Cette discussion animée m'a fait réfléchir. Je me suis souvenu qu'il y a quelques années, un recruteur m'avait suggéré de minimiser le fait que j'étais titulaire d'un doctorat lors d'un entretien. Des conversations avec plusieurs personnes qui sont passées du monde universitaire à l'industrie ont suggéré qu'il existe un préjugé à l'encontre des titulaires de doctorat dans le secteur privé. J'ai toujours pensé que ma carrière universitaire m'avait très bien préparé au rôle de data scientist, mais Kris avait peut-être raison dans sa critique. Peut-être mon opinion était-elle biaisée par ma propre expérience ?
Situation actuelle du système d'enseignement supérieur de l'UE et du marché du travail dans le domaine des technologies de l'information
En cherchant des réponses, j'ai été surpris par le manque de données publiques sur l'attitude des employeurs à l'égard des docteurs. Ma propre tentative d'enquête dans ce domaine s'est également soldée par un échec, une poignée de personnes ayant fourni des réponses et révélé seulement que les titulaires d'un doctorat pensent que leurs diplômes sont utiles pour une carrière dans les technologies de l'information, mais sans dire grand-chose sur l'attitude à l'égard des docteurs en général.
J'ai cependant pu trouver plusieurs rapports de l'UE sur le sujet. Le rapport de 2015 sur le besoin de profils STEM sur le marché du travail a confirmé les préoccupations de Kris :
"Il existe également des inquiétudes concernant des inadéquations de nature plus qualitative, dues par exemple à l'intensité croissante des TIC dans l'économie, à la convergence des technologies et aux changements dans le type de tâches impliquées dans les professions STIM, qui ne sont pas toujours reflétées dans la conception des programmes d'enseignement supérieur".[1]
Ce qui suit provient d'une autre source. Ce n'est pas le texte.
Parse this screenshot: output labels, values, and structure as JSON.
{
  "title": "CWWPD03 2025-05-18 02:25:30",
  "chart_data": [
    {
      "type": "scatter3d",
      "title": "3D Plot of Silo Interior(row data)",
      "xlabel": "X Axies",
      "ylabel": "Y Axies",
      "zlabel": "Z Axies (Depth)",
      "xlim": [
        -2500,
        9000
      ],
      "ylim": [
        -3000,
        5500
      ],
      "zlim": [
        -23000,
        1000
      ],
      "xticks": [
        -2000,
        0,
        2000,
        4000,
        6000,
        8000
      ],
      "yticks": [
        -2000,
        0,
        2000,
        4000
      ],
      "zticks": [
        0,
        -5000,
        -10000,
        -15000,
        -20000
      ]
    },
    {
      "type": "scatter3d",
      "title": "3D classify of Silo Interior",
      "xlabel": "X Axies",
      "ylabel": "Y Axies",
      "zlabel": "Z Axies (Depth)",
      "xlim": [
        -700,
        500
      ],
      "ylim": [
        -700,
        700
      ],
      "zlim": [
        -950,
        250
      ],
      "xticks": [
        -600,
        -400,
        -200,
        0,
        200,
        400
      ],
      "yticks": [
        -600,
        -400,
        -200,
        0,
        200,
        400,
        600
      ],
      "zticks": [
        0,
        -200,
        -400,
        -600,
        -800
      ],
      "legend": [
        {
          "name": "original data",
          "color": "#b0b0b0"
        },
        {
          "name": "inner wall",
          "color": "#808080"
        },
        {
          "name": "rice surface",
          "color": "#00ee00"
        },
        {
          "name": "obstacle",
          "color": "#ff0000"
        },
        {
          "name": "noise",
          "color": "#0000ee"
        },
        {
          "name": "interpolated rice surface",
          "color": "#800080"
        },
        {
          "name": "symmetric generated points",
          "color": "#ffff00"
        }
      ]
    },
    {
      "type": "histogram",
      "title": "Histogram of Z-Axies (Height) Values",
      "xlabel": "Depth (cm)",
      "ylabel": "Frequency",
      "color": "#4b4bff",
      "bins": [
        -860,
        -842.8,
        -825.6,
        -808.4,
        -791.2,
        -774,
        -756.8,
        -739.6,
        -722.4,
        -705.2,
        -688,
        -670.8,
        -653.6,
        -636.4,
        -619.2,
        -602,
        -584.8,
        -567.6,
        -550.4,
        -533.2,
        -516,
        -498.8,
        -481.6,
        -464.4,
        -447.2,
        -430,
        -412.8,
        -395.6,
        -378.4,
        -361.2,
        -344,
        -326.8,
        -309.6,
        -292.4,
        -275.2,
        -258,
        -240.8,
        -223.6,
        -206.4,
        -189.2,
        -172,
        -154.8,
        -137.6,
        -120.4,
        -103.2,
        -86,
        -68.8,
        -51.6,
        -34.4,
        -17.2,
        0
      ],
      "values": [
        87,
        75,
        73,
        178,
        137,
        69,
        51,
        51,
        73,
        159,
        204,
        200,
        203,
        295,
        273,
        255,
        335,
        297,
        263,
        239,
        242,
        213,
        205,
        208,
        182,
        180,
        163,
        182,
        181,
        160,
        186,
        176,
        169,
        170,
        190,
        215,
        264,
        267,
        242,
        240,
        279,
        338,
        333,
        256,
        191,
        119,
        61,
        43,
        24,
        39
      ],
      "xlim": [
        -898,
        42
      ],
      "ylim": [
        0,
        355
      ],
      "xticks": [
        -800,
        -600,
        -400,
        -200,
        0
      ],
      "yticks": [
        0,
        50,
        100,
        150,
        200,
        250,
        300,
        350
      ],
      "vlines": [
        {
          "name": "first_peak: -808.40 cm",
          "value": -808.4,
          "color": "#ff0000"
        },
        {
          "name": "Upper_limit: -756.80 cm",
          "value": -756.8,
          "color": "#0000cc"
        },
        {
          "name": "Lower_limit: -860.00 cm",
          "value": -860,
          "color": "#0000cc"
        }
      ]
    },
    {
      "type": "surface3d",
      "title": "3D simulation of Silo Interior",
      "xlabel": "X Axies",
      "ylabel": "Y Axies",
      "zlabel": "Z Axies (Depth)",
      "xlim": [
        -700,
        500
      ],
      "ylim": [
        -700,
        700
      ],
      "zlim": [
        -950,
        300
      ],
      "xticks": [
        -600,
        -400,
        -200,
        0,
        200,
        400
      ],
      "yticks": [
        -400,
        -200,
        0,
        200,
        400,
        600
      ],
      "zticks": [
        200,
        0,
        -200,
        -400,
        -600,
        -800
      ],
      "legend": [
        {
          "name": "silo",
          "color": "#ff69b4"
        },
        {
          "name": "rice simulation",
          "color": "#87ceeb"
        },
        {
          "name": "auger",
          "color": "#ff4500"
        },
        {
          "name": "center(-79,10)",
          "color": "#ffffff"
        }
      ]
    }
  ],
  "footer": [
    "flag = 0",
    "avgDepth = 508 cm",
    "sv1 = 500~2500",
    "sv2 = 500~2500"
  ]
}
En traduction : Les programmes d'enseignement des STIM ne préparent pas correctement les personnes à des carrières dans l'industrie. Le rapport cite également le manque d'expérience professionnelle comme une barrière à l'entrée des profils formés aux STIM dans le secteur commercial. Cela vaut également pour les titulaires d'un doctorat, même s'il est quelque peu absurde que les années passées à faire de la recherche et à enseigner ne soient pas comptabilisées comme "expérience professionnelle".
Il existe un décalage apparent entre les compétences que les employeurs attendent des profils formés aux STIM et ce que le système éducatif leur fournit réellement. Il semble que Kris ait raison, et ma propre expérience du système d'enseignement supérieur de l'UE confirme certains de ces préjugés.
Par exemple, certains groupes de recherche en STIM suivent encore un schéma organisationnel pyramidal, où le professeur est essentiellement le PDG du groupe de recherche, soutenu par une couche de post-docs qui effectuent la partie opérationnelle du travail et délèguent les tâches aux doctorants et aux étudiants en master. Dans ce schéma, l'étudiant en doctorat se concentre sur l'exécution des tâches, parle rarement à son directeur de thèse et est souvent tenu à l'écart de la "vue d'ensemble" du projet de recherche. Il ne participe généralement pas à la rédaction des documents de recherche, mais apporte des "contributions" aux résultats présentés dans les documents de recherche. Ce type de système éducatif est naturellement voué à produire des profils présentant un degré élevé d'inadéquation avec les profils requis dans l'industrie des technologies de l'information, en raison du manque d'accent mis sur le développement des compétences en matière de réflexion et d'analyse.
La structure de recherche pyramidale est de moins en moins courante, ce qui est une bonne chose, mais plus tôt elle sera complètement éliminée du système d'enseignement supérieur, mieux ce sera !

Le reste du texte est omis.